Царь Навуходоносор поставил золотой истукан и объявил: «Народы, племена и языки! Когда услышите звуки трубы, свирели, цитры, цевницы и симфонии, падите и поклонитесь золотому истукану, а кто не падет и не поклонится, брошен будет в печь, раскаленную огнем».
Национальная симфония «Великой России» напоминает эту вавилонскую музыку, а религиозно-революционные «отщепенцы» — как в русском народе, так и в русской интеллигенции — трех отроков, которые ответили царю: «Бог наш силен спасти нас от печи, раскаленной огнем, и от руки твоей, царь, избавить. Золотому истукану не поклонимся».

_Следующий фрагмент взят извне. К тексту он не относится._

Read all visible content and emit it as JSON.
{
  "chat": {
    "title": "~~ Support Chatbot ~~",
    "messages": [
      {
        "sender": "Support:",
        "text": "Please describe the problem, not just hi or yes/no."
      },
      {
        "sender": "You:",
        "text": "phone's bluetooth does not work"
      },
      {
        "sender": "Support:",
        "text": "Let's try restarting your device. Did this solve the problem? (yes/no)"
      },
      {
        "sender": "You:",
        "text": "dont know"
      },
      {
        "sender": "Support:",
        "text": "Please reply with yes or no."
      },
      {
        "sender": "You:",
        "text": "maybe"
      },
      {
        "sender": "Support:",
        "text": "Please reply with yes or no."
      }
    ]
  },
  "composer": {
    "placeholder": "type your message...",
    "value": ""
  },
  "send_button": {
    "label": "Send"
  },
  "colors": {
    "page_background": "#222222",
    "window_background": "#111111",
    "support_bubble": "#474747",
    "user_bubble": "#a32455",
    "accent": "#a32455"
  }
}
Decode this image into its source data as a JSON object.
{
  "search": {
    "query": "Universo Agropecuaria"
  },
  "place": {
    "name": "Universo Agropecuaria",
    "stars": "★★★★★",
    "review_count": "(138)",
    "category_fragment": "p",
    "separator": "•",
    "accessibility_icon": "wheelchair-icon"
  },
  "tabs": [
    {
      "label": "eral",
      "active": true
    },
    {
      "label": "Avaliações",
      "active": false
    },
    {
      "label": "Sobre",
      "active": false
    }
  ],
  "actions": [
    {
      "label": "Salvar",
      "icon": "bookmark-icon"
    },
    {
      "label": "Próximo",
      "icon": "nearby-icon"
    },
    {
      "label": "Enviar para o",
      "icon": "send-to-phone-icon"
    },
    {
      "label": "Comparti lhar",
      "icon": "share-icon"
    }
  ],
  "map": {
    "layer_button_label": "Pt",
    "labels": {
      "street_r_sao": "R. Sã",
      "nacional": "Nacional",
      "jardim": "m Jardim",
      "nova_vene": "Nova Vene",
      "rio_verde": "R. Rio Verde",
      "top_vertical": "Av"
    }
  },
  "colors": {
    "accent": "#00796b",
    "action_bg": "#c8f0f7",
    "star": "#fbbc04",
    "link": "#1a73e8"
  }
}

Навуходоносор за то, что велел поклоняться себе, как Богу, стал зверем. На этом смешении лица Божиего с ликом звериным, на старом порядке религиозном зиждется и старый государственный порядок. Нельзя перейти от старого порядка к новому, не преодолев этого религиозного смешения. Но Струве не преодолевает, а утверждает его, когда усматривает «сквозь хищничество Бисмарка его религию»: «Величие Бисмарка остается фактом, хотя бы мы к его имени приписали слово „Зверь“ с большой буквы», — не значит ли это, что религиозное величие государственности может являться и «в зверином образе»?
Мы на это ответим: будем гореть в печи огненной, но Великой России в образе зверином не поклонимся.